Islamabad: As many as 22.6 million children are currently out of school in Pakistan, a country where the budgetary allocation for education is an insignificant 2.5% of the GDP. The total number of juvenile prisoners in Pakistan by the end of December 2017was 1,198, informs SPARC’s Annual State of Pakistan’s Children 2017 report.

The findings of the report were disseminated Monday at the National Press Club, where state functionaries, human and child rights activists, media personnel, officials from NGOs and donor agencies, as well as children from SPARC’s Centre for Street Children in Rawalpindi had assembled for the event.

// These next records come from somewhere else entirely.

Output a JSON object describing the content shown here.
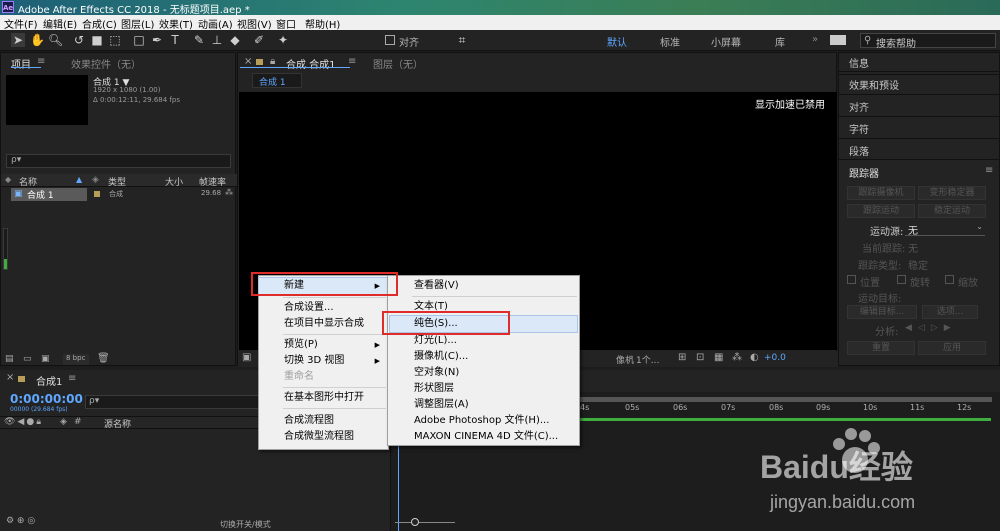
{
  "window": {
    "title": "Adobe After Effects CC 2018 - 无标题项目.aep *",
    "app_icon": "Ae"
  },
  "menubar": [
    "文件(F)",
    "编辑(E)",
    "合成(C)",
    "图层(L)",
    "效果(T)",
    "动画(A)",
    "视图(V)",
    "窗口",
    "帮助(H)"
  ],
  "toolbar": {
    "align_label": "对齐",
    "workspaces": [
      "默认",
      "标准",
      "小屏幕",
      "库"
    ],
    "search_label": "搜索帮助"
  },
  "project_panel": {
    "tab_project": "项目",
    "tab_effects": "效果控件（无）",
    "comp_name": "合成 1 ▼",
    "comp_size": "1920 x 1080 (1.00)",
    "comp_duration": "Δ 0:00:12:11, 29.684 fps",
    "search_placeholder": "ρ▾",
    "columns": [
      "名称",
      "类型",
      "大小",
      "帧速率"
    ],
    "row": {
      "name": "合成 1",
      "type": "合成",
      "fps": "29.68"
    },
    "bpc": "8 bpc"
  },
  "comp_panel": {
    "tab_comp": "合成 合成1",
    "tab_layer": "图层（无）",
    "breadcrumb": "合成 1",
    "notice": "显示加速已禁用",
    "camera": "像机",
    "views": "1个...",
    "offset": "+0.0"
  },
  "context_menu": {
    "items": [
      "新建",
      "合成设置...",
      "在项目中显示合成",
      "预览(P)",
      "切换 3D 视图",
      "重命名",
      "在基本图形中打开",
      "合成流程图",
      "合成微型流程图"
    ]
  },
  "submenu": {
    "items": [
      "查看器(V)",
      "文本(T)",
      "纯色(S)...",
      "灯光(L)...",
      "摄像机(C)...",
      "空对象(N)",
      "形状图层",
      "调整图层(A)",
      "Adobe Photoshop 文件(H)...",
      "MAXON CINEMA 4D 文件(C)..."
    ]
  },
  "right_panel": {
    "items": [
      "信息",
      "效果和预设",
      "对齐",
      "字符",
      "段落",
      "跟踪器"
    ],
    "tracker": {
      "btn_track_camera": "跟踪摄像机",
      "btn_warp_stabilizer": "变形稳定器",
      "btn_track_motion": "跟踪运动",
      "btn_stabilize_motion": "稳定运动",
      "motion_source_label": "运动源:",
      "motion_source_value": "无",
      "current_track_label": "当前跟踪:",
      "current_track_value": "无",
      "track_type_label": "跟踪类型:",
      "track_type_value": "稳定",
      "position": "位置",
      "rotation": "旋转",
      "scale": "缩放",
      "motion_target": "运动目标:",
      "edit_target": "编辑目标...",
      "options": "选项...",
      "analyze": "分析:",
      "reset": "重置",
      "apply": "应用"
    }
  },
  "timeline": {
    "tab": "合成1",
    "timecode": "0:00:00:00",
    "frame_info": "00000 (29.684 fps)",
    "search_placeholder": "ρ▾",
    "col_source": "源名称",
    "ruler": [
      "4s",
      "05s",
      "06s",
      "07s",
      "08s",
      "09s",
      "10s",
      "11s",
      "12s"
    ],
    "footer_toggle": "切换开关/模式"
  },
  "watermark": {
    "brand": "Baidu经验",
    "url": "jingyan.baidu.com"
  },
  "colors": {
    "accent": "#5fa7ff",
    "highlight_box": "#e02b2b",
    "menu_bg": "#f0f0f0"
  }
}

The panellists included President of Heartfile Dr. Sania Nishtar, child rights protection technical expert Naheed Aziz, human rights defender Tahira Abdulah, Executive Director of SAHIL Manizeh Bano Chairman Dost Welfare Foundation Dr. Parveen Azam and former Member of National Assembly and Chairperson of SPARC Dr. Attiya Inayatullah.

Comprising a multi-faceted overview of the state of Pakistan’s children, the report has, for the last two decades, been systematically documenting the evolution of child protection laws, social attitudes and key developments, with an annual overview of the state of child rights in Pakistan. This includes detailed figures on the state of education, health, juvenile justice, violence against children and child labour across Pakistan.

Addressing the gathering, the guest of honour Dr. Attiya Inayatullah urged the media to raise awareness about child rights with concrete statistics. Dr. Sania Nishtar appreciated SPARC’s research about Infant Mortality Rate, which stood at 86 children per 1,000 live births in Pakistan during 2017, with the number of unsafe abortions each year being in the range of 890,000.

The Executive Director of SPARC Dr. Fakhar Sohail said, “Effective implementation of United Nations Convention on the Rights of the Child (UNCRC) is in the hands of everybody including, NGOs, government officials, international organizations and communities. I would like to avail this opportunity to encourage everyone to play their role in the promotion, protection, implementation and evaluation of child rights in the country.”

Senior Programme Officer Sajjad Cheema emphasised the need for legislative development and effective implementation and monitoring of laws. Sharing the findings, research representative Minal Kiani said, “It is quite saddening that Pakistan has been ranked at 125 according to Human Capital Development Report of 2017, 130 being the lowest rank. There is an immediate need to invest more in human capital development for higher productivity of individuals in the future.”

The key recommendation emerging from the event was that a national child labour survey should immediately be conducted, since there has been none since 1996. The report also identified the increasing prevalence of violence against children in the country by presenting statistics regarding child marriages, honour killings, and child sexual abuse.

Manizeh Bano from Sahil shared that the number of reported cases of child sexual abuse in has declined from 4,139 in 2016 to 3,445 in 2017. She underlined the need for representation of children from minorities and ethnic groups so they do not get deprived of their rights.

Dr. Parveen Azam from Khyber-Pakhtunkhwa shared efforts being made by the civil society in areas of juvenile justice and street children, and gave a call for collaborative efforts involving the government and civil society.

Joint Secretary Press Club Fouzia Rana commended SPARC’s efforts for protection of child rights and acknowledged the media’s role in bringing the issues to the table. Tahira Abdullah recommended that the State should come on a common ground for implementation of child labour laws.